In response to complaints just last year, THS implemented policies surrounding its program. They include a formal checklist — questions to determine whether or not a cat is fit for a barn setting, and questions about the barn itself. Before the cats taken in can be put back on the prowl, they are to remain in an enclosed space in the barn for a couple weeks until they “get used to the environment,” Steinhoff said.

She also added that most of those were already followed, but the society decided to “put something formal in place so there’s no question about what we’re doing.”

Kate Martin and Fred Hayes of Martinwoods Farm, a horse farm in Caledon, estimates they’ve taken in just about 20 stray cats from various animal associations, most of which hide out in a storage barn.

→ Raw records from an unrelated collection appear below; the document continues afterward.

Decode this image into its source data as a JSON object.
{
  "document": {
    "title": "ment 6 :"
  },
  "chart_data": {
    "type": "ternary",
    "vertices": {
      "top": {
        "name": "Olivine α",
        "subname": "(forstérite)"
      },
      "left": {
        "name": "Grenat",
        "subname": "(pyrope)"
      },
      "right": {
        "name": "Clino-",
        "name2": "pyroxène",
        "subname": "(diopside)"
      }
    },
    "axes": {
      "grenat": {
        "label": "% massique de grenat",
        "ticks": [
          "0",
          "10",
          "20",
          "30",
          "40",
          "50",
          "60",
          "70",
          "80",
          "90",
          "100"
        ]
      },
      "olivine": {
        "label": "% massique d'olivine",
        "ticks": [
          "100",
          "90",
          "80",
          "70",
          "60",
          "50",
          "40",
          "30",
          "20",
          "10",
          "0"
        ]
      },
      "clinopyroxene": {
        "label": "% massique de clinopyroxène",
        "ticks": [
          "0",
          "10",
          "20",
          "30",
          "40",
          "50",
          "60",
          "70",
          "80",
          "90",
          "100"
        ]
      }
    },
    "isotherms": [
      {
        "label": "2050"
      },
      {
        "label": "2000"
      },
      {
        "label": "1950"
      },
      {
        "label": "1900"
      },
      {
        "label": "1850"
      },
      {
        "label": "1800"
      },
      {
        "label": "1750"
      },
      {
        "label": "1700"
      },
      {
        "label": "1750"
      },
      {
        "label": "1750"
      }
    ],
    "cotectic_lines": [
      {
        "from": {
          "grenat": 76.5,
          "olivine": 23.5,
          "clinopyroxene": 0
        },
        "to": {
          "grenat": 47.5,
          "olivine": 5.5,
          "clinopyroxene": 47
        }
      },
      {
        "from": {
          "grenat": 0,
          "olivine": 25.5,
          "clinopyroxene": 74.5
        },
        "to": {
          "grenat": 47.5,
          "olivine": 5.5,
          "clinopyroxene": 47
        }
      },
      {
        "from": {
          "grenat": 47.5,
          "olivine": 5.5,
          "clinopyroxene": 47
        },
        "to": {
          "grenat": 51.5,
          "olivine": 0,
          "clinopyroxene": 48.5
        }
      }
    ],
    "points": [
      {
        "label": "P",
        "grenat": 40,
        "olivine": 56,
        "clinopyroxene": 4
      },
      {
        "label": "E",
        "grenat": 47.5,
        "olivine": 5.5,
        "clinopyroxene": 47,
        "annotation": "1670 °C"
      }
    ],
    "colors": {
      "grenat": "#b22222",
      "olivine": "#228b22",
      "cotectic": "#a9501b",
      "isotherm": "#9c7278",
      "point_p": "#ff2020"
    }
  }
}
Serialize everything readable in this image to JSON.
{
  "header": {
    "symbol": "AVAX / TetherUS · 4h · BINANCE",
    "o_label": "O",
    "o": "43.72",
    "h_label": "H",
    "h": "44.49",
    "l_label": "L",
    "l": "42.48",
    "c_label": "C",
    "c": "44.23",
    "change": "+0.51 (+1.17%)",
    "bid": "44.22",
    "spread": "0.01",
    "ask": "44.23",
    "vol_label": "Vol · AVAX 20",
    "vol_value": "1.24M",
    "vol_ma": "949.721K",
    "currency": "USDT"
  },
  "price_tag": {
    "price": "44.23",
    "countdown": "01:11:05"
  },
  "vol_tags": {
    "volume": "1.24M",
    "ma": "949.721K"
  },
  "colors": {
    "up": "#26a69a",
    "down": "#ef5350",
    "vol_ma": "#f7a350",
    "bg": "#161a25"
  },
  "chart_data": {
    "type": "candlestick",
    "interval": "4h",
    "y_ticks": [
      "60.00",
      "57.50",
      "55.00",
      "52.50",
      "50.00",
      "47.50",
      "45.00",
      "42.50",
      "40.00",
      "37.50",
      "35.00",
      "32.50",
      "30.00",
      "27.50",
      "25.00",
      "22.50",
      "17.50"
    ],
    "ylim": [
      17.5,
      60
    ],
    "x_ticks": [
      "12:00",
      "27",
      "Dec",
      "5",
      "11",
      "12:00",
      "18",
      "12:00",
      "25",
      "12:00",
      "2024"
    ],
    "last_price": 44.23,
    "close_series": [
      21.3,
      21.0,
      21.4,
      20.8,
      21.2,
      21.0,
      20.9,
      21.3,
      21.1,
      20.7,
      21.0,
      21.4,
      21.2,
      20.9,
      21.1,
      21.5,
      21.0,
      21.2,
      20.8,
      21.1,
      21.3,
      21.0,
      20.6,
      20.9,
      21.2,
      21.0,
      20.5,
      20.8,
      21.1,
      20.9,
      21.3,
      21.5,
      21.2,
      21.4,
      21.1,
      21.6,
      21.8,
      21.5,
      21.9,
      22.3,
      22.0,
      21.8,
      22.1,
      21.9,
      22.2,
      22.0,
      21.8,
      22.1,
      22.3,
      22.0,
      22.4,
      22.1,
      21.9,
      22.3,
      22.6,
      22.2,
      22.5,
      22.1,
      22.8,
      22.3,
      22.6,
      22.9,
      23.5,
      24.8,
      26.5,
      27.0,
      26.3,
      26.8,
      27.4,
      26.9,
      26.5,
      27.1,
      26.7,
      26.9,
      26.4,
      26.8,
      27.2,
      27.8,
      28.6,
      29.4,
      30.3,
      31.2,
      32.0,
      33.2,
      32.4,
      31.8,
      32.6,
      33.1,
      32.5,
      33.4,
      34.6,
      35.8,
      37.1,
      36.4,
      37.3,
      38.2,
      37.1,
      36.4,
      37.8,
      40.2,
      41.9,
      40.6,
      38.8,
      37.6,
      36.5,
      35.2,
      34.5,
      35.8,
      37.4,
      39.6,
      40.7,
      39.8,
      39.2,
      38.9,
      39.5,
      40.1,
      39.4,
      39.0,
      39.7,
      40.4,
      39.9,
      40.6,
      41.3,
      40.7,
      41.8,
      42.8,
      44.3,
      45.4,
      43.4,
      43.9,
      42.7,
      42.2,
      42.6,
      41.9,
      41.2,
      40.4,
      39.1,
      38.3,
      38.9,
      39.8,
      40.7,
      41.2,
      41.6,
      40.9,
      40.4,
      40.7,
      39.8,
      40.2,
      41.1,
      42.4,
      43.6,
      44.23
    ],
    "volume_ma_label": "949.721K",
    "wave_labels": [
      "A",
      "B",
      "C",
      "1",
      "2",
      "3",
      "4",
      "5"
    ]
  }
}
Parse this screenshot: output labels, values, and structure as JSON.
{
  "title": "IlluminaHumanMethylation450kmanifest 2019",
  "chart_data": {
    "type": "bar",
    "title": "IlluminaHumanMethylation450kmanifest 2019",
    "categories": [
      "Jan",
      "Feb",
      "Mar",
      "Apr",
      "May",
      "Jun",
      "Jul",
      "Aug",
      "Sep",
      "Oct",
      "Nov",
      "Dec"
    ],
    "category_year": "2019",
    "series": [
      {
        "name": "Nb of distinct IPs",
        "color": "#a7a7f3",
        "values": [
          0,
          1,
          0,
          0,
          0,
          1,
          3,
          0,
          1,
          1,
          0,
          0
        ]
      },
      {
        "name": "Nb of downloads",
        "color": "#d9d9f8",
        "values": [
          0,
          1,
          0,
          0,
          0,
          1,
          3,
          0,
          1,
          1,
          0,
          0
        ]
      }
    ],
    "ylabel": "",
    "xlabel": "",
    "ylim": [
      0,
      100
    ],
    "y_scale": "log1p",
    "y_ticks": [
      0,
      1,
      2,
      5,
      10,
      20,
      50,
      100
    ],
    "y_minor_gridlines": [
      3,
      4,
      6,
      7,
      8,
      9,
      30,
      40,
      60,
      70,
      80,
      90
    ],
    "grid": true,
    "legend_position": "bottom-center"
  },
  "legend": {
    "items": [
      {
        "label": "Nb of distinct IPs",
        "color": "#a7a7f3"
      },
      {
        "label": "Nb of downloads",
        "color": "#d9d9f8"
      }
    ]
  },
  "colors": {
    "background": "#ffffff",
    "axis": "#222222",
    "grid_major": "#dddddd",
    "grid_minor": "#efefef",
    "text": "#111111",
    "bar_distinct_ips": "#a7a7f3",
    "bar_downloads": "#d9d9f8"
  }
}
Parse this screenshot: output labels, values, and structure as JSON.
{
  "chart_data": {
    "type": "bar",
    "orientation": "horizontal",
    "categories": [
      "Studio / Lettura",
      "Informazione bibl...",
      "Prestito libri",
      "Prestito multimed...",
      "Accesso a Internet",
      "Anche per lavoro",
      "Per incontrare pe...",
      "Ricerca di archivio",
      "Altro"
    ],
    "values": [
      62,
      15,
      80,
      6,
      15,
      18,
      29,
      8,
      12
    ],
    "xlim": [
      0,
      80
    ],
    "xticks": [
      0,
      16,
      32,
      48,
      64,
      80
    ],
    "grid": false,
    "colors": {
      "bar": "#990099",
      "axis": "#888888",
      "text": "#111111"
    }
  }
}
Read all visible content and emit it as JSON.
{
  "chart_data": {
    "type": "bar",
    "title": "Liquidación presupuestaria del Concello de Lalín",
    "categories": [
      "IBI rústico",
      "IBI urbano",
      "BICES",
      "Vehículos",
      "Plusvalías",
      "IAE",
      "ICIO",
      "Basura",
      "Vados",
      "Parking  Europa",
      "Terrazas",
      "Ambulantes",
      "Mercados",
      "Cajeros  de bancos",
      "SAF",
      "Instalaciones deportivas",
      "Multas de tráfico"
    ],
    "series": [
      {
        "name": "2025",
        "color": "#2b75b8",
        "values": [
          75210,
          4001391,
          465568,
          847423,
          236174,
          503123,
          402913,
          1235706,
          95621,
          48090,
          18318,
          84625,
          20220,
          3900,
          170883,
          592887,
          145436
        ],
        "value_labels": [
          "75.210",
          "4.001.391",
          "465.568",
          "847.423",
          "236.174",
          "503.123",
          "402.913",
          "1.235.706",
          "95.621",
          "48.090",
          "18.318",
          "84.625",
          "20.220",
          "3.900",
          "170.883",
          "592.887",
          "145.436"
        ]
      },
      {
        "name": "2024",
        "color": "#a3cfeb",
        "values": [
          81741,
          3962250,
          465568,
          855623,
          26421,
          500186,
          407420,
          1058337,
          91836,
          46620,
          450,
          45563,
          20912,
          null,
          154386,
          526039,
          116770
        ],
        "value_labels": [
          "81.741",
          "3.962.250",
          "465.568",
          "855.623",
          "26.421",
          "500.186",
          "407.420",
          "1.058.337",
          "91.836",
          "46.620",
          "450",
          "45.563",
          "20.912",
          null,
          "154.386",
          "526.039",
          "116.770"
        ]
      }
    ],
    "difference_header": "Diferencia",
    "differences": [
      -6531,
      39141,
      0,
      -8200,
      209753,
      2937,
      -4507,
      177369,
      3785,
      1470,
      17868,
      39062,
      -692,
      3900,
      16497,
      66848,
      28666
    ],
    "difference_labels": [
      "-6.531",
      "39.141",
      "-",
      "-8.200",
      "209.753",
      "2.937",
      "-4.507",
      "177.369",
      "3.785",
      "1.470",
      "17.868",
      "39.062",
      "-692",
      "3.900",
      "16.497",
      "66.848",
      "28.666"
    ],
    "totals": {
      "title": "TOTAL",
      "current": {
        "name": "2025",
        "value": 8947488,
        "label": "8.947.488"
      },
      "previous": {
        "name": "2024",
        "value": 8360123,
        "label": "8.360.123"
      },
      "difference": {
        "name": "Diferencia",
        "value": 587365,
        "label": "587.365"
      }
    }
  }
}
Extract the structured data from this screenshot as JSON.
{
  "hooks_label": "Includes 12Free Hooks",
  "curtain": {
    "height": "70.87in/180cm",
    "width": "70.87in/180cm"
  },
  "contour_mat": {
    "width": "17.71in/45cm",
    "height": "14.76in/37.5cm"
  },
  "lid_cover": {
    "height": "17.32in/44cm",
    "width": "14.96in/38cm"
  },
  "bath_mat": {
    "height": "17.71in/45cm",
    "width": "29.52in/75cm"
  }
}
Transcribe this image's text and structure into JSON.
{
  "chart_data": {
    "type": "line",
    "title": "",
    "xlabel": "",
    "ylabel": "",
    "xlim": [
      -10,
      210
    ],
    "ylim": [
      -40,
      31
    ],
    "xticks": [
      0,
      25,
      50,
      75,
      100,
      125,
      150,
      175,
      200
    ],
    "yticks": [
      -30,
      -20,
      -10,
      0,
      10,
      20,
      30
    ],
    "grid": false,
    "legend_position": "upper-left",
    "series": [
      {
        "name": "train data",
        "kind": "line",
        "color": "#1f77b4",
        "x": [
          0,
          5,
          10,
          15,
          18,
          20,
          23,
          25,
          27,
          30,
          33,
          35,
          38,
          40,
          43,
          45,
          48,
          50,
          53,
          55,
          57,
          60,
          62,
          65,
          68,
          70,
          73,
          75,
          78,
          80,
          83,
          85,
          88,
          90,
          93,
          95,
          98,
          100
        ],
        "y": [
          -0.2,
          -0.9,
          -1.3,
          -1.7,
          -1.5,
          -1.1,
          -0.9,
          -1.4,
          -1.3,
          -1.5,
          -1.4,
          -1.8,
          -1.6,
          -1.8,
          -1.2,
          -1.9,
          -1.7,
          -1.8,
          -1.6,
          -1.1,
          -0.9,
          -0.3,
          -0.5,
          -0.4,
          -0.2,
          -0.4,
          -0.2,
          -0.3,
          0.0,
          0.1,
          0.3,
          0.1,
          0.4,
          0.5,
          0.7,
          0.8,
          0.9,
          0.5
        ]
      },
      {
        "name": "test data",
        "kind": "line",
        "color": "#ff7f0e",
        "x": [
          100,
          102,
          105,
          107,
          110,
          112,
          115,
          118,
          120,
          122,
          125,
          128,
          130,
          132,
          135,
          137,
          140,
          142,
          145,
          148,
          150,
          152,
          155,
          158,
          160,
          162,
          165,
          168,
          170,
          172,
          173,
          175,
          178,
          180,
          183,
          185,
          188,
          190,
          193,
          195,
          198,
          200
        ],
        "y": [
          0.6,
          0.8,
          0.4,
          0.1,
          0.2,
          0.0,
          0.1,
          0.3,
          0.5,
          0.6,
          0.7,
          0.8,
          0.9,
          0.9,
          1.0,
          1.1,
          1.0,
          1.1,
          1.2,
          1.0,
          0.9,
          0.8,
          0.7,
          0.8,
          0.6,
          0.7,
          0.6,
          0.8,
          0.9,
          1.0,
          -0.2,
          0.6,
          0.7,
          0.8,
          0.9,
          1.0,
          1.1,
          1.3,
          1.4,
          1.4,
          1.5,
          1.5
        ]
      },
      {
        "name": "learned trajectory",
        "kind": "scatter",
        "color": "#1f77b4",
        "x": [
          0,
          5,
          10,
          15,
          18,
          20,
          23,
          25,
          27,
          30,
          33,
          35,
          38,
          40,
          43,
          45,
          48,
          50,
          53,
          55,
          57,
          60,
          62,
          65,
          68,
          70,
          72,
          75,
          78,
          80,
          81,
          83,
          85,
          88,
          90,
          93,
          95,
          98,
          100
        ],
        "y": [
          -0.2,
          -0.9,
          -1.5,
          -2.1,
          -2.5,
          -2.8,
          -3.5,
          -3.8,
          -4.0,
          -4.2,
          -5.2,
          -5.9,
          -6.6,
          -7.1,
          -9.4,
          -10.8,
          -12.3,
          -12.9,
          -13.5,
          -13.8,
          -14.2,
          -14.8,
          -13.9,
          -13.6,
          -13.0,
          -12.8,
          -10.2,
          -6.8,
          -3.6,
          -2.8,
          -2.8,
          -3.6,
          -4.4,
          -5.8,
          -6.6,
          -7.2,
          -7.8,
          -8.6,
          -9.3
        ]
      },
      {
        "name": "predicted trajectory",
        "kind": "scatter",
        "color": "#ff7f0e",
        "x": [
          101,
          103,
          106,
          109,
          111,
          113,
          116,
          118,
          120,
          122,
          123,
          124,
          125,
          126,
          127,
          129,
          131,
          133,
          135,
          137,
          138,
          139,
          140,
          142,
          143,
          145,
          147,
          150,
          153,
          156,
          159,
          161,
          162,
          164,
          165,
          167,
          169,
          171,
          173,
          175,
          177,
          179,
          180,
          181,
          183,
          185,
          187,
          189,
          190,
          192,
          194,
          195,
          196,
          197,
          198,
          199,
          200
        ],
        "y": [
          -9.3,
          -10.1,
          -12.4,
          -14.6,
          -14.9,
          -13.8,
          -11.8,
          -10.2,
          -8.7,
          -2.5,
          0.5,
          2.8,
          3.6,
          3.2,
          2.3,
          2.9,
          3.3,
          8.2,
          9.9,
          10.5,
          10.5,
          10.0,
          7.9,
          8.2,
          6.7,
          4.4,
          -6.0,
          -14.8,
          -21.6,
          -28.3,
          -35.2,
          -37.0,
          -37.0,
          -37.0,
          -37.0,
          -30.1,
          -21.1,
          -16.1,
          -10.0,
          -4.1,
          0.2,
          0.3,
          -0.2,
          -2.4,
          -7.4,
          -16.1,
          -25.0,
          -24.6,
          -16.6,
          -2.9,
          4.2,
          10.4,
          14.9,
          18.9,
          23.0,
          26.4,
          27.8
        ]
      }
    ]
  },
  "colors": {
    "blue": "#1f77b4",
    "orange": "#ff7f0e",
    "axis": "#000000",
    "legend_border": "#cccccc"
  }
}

“Livestock and cats get along phenomenally,” Hayes said inside one of his horse barns, as Enrique, a large beige cat, hopped from stall to stall, snuggling up to the horses. “We stock a lot of feed in these barns — the cats, without them, the mice would be eating the bags open, and it would just be a nightmare here.”

Back at the industrial park, both Rossi and Cicca de Marco point to Teddy and Cheddar’s size and apparent health.

When asked just what makes humans so passionate about animals — birds, small mammals or cats — Rossi’s answer is simple. “It’s our need to nurture.”